“And I won’t mention it again. Considering I’ve been on my better behavior online, you must have some influence over me. Perhaps it’s in everyone’s best interests if you stay, princess.”
God, that voice, and when he called her princess, a zing shot down her spine and straight between her legs. “You aren’t secretly videotaping us and going to blackmail me, are you?”
“Never. I wouldn’t film you without your express consent and participation in any case, and the Devilhouse has strict policies about recording. It should have been in the forms you signed. I wouldn’t be surprised if this place has some sort of jamming devices set up, quite honestly. The chap who used to own it is quite paranoid, though I’ve heard he has cause.”
“Yeah, okay.” She wasn’t mollified. The receptionist and the guy who’d escorted her to the door said they’d be watching.
His thumbs stroked down her shoulders. “Do you have any other concerns?”
“I just want to make sure we don’t break the forum rules about anonymity. I don’t want you showing up at my apartment someday or doxing me on the forum, and then everyone knowing my name, address, and what I look like.”
“Again, never,” he said in a voice so confident that it bordered on dismissive. “I don’t know your real name or your address beyond this city. I would never dox you, and those are my concerns as well.”
“I’m taking way more risk here than you. Physically, obviously.” She fluttered her hand up and down, indicating his height and his strength and just all of him. “I mean, Jesus Christ on a cracker. You have to be six feet tall.”
He chuckled.
“But the point is that I’m an admin there. The forum is an important part of my life. All you killer whales are just dabbling. Even you, Killer Whale King. If you were to tell people we met in real life, I’d be out on my butt.”

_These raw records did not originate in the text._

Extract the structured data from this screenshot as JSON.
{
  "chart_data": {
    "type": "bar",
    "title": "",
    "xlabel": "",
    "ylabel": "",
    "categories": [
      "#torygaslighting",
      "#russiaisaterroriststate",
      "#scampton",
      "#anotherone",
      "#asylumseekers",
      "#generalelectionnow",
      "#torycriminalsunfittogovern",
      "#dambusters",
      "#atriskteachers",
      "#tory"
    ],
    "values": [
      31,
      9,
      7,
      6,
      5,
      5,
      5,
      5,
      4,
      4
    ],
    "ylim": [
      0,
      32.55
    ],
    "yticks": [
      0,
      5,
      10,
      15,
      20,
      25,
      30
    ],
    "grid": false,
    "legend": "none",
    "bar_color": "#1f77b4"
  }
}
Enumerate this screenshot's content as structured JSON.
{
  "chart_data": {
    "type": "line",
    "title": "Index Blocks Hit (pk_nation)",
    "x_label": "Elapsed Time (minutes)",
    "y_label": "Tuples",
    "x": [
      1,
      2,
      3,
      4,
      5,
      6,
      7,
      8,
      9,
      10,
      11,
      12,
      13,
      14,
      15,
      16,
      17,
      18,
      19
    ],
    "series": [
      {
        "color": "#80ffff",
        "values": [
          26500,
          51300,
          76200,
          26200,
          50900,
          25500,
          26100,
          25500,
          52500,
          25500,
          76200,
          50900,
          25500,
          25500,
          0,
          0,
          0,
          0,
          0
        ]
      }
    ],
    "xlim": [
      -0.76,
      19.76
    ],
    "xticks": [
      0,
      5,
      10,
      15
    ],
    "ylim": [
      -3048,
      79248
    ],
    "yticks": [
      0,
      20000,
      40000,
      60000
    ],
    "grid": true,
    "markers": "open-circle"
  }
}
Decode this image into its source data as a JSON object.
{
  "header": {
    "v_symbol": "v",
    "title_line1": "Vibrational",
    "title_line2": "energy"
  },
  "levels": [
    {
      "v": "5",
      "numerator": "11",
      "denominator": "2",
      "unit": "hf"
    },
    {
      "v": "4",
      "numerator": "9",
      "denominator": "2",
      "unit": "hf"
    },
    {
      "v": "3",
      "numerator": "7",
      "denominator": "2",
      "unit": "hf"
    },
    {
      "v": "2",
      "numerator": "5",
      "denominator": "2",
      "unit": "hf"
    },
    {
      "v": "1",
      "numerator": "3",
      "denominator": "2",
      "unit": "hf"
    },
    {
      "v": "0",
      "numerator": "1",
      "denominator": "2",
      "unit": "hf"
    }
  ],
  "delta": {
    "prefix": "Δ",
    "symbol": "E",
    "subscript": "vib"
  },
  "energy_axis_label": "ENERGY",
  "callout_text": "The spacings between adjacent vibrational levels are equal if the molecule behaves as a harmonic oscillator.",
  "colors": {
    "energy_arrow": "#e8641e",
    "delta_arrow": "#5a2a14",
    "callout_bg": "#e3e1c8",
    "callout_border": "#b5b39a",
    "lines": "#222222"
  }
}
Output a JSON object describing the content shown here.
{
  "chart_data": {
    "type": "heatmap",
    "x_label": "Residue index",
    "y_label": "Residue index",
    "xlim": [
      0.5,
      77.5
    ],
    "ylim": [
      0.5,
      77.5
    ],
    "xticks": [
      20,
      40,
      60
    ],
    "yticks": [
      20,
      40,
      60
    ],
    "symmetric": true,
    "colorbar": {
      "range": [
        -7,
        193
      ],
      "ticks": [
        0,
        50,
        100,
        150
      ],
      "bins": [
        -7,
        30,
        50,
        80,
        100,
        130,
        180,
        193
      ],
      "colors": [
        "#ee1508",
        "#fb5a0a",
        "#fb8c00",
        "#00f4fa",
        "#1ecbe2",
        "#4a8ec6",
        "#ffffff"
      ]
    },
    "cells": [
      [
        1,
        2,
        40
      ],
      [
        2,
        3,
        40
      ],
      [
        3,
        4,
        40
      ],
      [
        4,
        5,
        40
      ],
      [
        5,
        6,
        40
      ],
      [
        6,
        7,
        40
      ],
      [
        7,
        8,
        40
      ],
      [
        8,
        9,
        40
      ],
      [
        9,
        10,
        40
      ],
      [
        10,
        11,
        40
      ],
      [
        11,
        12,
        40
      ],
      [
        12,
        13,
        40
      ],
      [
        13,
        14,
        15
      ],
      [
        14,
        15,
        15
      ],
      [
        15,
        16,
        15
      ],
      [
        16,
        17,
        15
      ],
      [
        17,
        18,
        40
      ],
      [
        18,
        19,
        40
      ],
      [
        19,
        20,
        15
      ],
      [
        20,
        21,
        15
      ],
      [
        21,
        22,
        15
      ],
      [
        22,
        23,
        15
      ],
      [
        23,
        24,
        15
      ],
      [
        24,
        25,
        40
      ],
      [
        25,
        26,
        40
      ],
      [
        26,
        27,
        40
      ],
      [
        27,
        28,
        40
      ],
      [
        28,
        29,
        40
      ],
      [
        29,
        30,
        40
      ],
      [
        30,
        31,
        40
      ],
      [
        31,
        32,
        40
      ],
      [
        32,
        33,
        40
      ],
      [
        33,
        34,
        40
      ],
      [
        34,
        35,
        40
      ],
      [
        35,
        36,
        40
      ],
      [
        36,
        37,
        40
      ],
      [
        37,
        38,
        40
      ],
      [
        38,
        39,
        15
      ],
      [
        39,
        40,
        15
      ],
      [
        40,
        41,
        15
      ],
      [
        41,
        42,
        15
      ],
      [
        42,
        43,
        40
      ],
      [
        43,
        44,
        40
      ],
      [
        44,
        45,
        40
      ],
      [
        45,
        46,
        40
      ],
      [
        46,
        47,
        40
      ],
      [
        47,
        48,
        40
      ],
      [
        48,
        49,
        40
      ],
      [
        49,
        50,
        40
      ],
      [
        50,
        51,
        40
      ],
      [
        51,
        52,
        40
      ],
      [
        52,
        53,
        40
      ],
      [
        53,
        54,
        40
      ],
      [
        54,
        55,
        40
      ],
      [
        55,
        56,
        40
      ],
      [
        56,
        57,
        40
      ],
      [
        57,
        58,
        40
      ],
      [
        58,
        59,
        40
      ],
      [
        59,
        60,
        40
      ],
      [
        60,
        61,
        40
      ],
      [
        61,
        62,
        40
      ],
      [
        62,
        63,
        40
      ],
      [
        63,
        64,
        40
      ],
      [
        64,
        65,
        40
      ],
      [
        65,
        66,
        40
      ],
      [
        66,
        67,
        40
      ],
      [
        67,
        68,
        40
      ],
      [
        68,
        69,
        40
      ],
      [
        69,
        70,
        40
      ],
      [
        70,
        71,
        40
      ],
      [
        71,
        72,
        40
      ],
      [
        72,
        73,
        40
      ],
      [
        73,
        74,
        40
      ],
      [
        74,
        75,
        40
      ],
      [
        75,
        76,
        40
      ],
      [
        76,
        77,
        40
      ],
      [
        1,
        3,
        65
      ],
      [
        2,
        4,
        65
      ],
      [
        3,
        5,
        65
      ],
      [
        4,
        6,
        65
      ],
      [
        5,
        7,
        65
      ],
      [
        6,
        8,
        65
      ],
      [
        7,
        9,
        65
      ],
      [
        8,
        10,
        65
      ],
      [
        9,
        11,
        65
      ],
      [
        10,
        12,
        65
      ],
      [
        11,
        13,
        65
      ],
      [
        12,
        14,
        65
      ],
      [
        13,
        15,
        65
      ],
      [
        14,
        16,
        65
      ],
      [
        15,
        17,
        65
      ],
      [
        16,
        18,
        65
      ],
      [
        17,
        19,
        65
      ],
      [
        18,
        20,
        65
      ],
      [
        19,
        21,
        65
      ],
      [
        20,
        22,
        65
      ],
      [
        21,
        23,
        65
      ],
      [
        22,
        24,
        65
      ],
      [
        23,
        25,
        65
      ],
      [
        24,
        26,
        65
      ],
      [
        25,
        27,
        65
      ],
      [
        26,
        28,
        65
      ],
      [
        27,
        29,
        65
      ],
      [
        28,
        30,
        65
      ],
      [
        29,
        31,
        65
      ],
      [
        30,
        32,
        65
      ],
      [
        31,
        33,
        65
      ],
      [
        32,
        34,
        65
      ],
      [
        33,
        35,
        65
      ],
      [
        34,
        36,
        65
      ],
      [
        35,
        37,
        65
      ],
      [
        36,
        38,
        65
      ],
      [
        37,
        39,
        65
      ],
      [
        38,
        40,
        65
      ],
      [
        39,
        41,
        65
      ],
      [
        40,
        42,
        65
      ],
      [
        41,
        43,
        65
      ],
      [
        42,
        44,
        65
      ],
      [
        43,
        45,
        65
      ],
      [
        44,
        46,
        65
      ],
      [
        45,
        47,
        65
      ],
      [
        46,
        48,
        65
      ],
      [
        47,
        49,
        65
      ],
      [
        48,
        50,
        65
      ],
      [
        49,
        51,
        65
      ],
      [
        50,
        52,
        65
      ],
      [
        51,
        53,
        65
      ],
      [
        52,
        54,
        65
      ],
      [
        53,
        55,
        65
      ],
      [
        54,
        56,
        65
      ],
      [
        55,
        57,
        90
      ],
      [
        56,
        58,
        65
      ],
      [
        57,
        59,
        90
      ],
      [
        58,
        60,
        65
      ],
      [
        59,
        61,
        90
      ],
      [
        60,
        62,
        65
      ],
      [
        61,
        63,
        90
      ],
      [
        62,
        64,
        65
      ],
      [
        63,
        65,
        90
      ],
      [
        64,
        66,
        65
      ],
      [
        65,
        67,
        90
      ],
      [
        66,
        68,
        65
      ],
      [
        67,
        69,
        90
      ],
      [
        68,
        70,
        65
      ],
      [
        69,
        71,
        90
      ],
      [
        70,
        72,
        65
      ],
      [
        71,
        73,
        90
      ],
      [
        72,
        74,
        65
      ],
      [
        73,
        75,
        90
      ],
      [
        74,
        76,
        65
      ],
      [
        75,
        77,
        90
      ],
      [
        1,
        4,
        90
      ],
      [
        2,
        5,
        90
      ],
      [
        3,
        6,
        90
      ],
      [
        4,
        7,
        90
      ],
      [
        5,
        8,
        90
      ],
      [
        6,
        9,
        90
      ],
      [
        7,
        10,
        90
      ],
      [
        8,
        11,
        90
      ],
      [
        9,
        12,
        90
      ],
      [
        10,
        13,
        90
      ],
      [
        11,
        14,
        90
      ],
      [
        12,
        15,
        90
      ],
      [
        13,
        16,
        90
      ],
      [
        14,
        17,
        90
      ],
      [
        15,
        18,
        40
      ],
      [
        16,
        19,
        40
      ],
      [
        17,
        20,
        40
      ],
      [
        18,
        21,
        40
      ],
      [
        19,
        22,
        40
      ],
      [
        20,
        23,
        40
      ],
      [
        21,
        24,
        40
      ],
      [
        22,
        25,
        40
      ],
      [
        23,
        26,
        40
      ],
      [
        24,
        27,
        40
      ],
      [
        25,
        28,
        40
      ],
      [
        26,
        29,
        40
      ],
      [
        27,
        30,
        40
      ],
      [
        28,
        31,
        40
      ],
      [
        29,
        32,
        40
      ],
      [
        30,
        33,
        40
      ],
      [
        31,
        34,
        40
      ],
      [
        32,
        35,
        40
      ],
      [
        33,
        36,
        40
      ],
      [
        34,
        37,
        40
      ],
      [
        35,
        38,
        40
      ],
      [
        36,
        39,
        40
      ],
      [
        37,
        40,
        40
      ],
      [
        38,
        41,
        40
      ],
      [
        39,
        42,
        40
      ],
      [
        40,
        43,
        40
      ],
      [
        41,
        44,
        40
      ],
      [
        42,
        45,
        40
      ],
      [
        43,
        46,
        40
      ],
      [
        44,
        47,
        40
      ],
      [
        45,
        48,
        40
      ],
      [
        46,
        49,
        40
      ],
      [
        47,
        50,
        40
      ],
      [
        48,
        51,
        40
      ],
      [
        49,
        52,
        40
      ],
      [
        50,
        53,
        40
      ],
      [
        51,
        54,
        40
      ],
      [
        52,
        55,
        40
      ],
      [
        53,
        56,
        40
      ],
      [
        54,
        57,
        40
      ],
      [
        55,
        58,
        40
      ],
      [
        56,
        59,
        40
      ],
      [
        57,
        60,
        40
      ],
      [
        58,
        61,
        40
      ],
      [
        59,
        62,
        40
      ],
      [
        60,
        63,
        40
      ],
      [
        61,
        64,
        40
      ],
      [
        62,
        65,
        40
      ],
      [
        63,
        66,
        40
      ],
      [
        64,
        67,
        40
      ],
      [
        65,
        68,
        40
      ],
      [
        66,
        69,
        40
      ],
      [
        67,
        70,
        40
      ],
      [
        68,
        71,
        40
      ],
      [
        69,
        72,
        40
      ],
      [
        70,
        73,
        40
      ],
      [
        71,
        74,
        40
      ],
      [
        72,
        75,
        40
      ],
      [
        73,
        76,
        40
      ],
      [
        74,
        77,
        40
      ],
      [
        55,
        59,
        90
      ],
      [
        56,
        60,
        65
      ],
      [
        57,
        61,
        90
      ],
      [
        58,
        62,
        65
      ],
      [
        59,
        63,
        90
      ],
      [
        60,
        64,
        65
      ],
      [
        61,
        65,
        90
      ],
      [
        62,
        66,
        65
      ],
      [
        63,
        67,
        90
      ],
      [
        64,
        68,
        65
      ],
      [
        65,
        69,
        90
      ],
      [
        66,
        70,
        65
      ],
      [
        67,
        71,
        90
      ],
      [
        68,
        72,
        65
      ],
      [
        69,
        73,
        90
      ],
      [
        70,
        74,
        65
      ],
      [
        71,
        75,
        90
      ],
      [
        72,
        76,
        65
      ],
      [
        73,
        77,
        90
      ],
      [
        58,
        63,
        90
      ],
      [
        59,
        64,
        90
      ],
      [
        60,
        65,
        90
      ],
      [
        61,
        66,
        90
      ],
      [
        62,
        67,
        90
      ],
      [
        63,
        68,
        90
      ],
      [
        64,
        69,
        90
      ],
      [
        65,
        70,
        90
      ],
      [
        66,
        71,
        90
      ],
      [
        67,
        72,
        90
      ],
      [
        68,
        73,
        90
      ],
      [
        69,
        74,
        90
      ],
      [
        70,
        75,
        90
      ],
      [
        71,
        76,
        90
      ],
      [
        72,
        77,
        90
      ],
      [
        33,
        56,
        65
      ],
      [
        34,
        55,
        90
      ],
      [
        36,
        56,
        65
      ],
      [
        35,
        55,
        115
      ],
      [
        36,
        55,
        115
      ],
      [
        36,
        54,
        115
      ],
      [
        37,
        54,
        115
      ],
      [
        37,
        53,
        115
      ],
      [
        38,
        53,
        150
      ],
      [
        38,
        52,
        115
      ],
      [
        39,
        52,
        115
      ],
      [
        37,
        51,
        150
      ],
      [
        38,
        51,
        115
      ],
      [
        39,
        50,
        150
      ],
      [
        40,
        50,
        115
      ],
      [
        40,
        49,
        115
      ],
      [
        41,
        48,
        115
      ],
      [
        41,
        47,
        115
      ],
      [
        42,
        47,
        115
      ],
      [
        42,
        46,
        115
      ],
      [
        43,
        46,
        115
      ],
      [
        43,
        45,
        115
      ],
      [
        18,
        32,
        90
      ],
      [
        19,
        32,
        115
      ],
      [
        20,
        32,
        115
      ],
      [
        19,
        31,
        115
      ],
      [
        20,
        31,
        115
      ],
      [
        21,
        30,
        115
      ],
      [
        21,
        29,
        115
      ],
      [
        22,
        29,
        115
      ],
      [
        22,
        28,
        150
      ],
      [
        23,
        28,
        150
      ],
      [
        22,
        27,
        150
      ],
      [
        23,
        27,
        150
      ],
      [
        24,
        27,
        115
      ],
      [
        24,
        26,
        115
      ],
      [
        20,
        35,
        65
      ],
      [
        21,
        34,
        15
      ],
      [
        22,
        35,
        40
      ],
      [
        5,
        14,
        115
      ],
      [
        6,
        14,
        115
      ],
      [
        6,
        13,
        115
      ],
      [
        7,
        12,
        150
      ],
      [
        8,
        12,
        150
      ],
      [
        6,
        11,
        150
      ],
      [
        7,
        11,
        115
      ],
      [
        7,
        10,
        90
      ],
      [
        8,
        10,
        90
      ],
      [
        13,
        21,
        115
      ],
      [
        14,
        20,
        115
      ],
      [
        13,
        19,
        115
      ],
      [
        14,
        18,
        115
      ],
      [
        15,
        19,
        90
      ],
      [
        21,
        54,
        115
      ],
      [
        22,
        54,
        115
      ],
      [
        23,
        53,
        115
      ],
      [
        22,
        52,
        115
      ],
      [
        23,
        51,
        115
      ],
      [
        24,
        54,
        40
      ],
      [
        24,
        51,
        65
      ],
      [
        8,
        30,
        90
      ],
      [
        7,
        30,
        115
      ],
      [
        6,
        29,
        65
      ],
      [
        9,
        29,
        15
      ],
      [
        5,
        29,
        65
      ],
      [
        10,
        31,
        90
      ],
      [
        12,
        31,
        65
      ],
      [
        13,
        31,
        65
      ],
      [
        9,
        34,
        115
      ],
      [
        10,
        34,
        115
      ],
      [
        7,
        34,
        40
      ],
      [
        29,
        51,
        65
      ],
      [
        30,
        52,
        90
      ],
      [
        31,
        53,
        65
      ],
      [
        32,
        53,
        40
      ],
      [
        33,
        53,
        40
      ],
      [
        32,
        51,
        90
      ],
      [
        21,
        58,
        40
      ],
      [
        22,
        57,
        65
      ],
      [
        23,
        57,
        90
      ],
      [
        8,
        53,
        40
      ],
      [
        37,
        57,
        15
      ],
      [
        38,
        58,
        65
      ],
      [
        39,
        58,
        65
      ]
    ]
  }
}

Those other mods were her best friends, her only friends, really. She checked their ongoing chat compulsively on breaks at work and first thing when she got up in the morning. If she did something unethical, something just like this, Anjali would probably drop Colleen, too.
Loneliness felt like an icy wind under her costume.
It wasn’t like she had anybody else.
She said to him, “So I’m taking more of a risk. Tell me something about yourself, so I can take you down with me if you narc.”
The mask angled downward again, and the metal became darker with shadow. “Relationships like this are built on trust.”
“This isn’t a relationship. I’m never going to see you again.”
The silver pentagon bobbed to the side. “Fair point.”
“How do I know you won’t rat me out, though?”
He chuckled again. “You’ll have to trust me.”
“I don’t trust anyone, ever.”
“If you can’t trust anyone, how can you live your life? How can you have friends or lovers?”
“They’re all just going to ghost or kick me out, anyway. They don’t have to break my heart, too.”
He’d looked at her again—or the mask did, anyway—and now the downward pentagon tilted. His voice was slow, like he was thinking hard. “Right.”
“Tell me something about you,” Colleen said. “Tell me something, so I can take you down if you narc on me. Mutually assured destruction.”
He shook his head. “No one wins at that game.”
“I don’t want us both to lose, but I have to make sure I’m not the only one who loses.”
He nodded, light glinting off the silver mask in bands, then he rattled off a string of numbers beginning with 480.
“What’s that?” she asked.
“My social security number. With that, you can dox me or post it to a dark web forum, and thousands of people will use it for fraudulent credit card applications.” He walked into the darkness, where there was some rustling, and came back holding a piece of paper. “Here.”
Colleen had a pretty good memory for numbers, a side effect of being a computer science and finance major, and she could tell that the 480 number written on the paper in spiky ballpoint was the same one he’d recited.